# Rescued orphaned litter in Gulf Coast area!



## SouthernRatRescue (Sep 17, 2013)

You may have seen my other thread "Rescued rat has turned out pregnant", well now I have taken in a litter of 12 blue hooded and broken capped dumbo babies that needed a mother. The mother of the litter in my other thread is taking care of them now along with her 13 pups! They are a few days younger, but are nursing well and the momma is taking very good care of the new pups. I am introducing her sister back into her cage and to the babies so she can help out with all of the pups. I hope the momma accepts her back, she has been pretty protective of her pups with other rats, but not with me. She gets along with her sister outside of her cage like old times, but it is taking time to get her to accept her int he cage with her babies. I'm hoping she will be glad to have the help with all of the new pups she has to care for now. I am prepared to supplement all of the pups with some milk replacer if she cannot produce enough for all of them. But the main thing will be finding all of the pups from both litters homes! I will be posting pick of the new pups tonight and will be keeping track of their progress on this thread! I will still be tracking the progress of the original pups on my other thread. They will be available to be rehomed together! All I ask is that they are adopted in same sex pairs or groups and that you have a cage ready for them! I can meet anyone on the coast of Louisiana, Mississippi and Alabama, and maybe Florida if it is close to the Alabama line.


----------



## SouthernRatRescue (Sep 17, 2013)

*Pics!*

They are all dumbo eared, and they all have blue markings! Very cute ratties! Not sure how old they are right now, but I'm guessing around 6 days old. Six males and six females. Six hooded and six blazed!

Lineup:









Males:

















Females:

















The litter they are now being raised with! They are available to be homed together, so you could get one from each litter as a pair.
Males:








females:


----------



## Grawrisher (Sep 10, 2013)

Our other litter has fur now?!?!! Yay!!


Sent from Petguide.com Free App


----------



## SouthernRatRescue (Sep 17, 2013)

Grawrisher said:


> Our other litter has fur now?!?!! Yay!!
> 
> 
> Sent from Petguide.com Free App


Yes! They are doing great! I just updated their post with today's pictures  

But here is another pic of this litter and all of them together!


----------



## SouthernRatRescue (Sep 17, 2013)

Grawrisher said:


> Our other litter has fur now?!?!! Yay!!<br>
> <br>
> <br>
> <font color="gray">Sent from <a href="http://www.petguide.com/mobile" target="_blank">Petguide.com Free App</a></font>


<br><br>Yes! They are doing great! I just updated their post with today's pictures  <br><br>But here is another pic of this litter and all of them together!<br><br>


----------



## SouthernRatRescue (Sep 17, 2013)

Have no idea what happened with the html in the previous post :/ sorry about that mess.


----------



## Grawrisher (Sep 10, 2013)

It's fine! What a cute pile of squirmies!!!!

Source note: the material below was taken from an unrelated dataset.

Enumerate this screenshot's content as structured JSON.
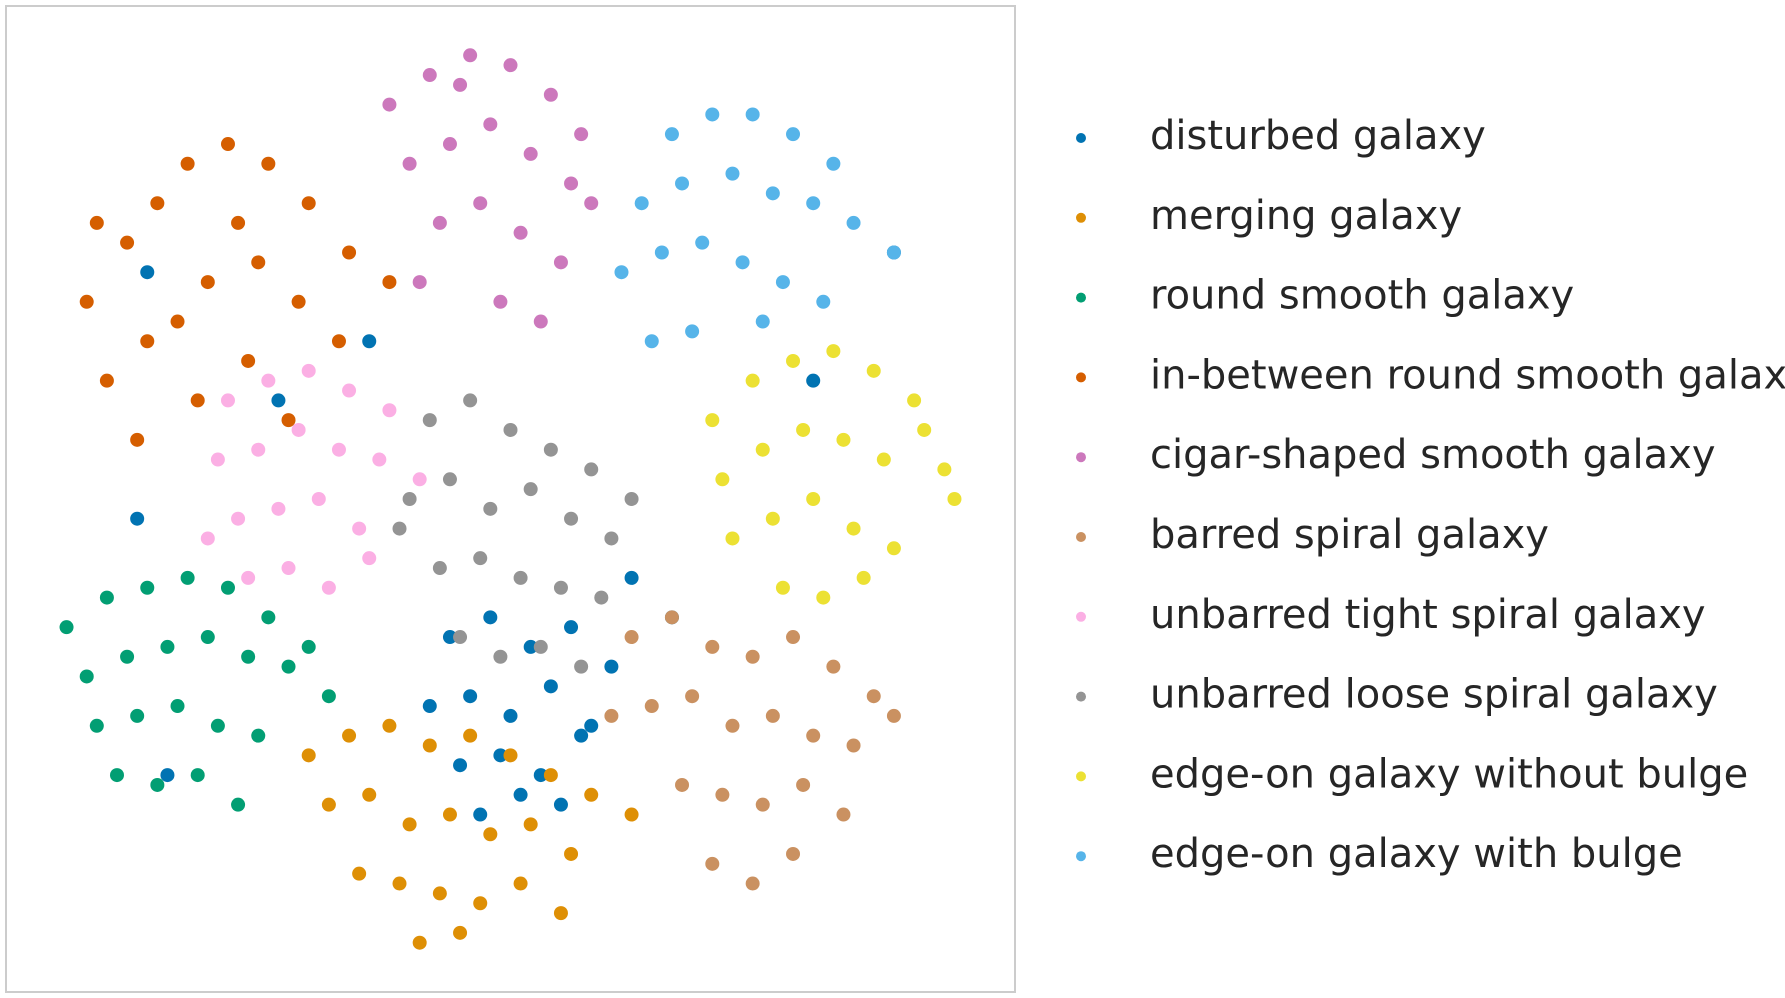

Sent from Petguide.com Free App


----------



## shelbygrace97 (Oct 2, 2013)

Oh my gosh! How cuuuute c:


----------



## SouthernRatRescue (Sep 17, 2013)

*Update*

They all have their eyes open now, both litters. They are starting to nibble on dry food and are drinking out of the water bottle now. They will be ready to go in about a week and a half. I am working on a webpage to list them individually and show new pictures of all of them. I will post it soon!


----------



## SouthernRatRescue (Sep 17, 2013)

*Webpage!*

Here is a link to our webpage! There is a complete listing of all of our available rats individually! If you are interested in adopting any of them, just send me an email! Thank you!

Website: http://srrescue.wix.com/southernratrescue


----------



## September (Jul 30, 2013)

The link isn't working for me, it loads a blank picture. Care to share any more pics?


----------



## SouthernRatRescue (Sep 17, 2013)

*New Pics!*

Not sure if the website link is working right now, and I know I have been slacking on posting new pics, but I've been really busy! Here are some I took today to give an update! The older pups will be ready in about a week and the younger in about two weeks. I will try and take some pictures of the males and the females soon, but I can tell you the gender of any of the babies in these pics if anyone wants to know! 


























































































Momma of the year!


----------



## SouthernRatRescue (Sep 17, 2013)

*Website Update!*

All available rats and babies have been updated with new pictures! If you are interested in adopting any of them, just contact me from the website! If you cannot get to the website, send me a pm and I will send you some individual pics of the ones you are interested in! Thank you to everyone who followed and shared about these babies! 

Website: http://srrescue.wix.com/southernratrescue

Available babies:


----------



## September (Jul 30, 2013)

The links working for me now, I don't know about anyone else  They're so adorable!! I need to stop checking this thread before I wind up on a road trip  lol!


----------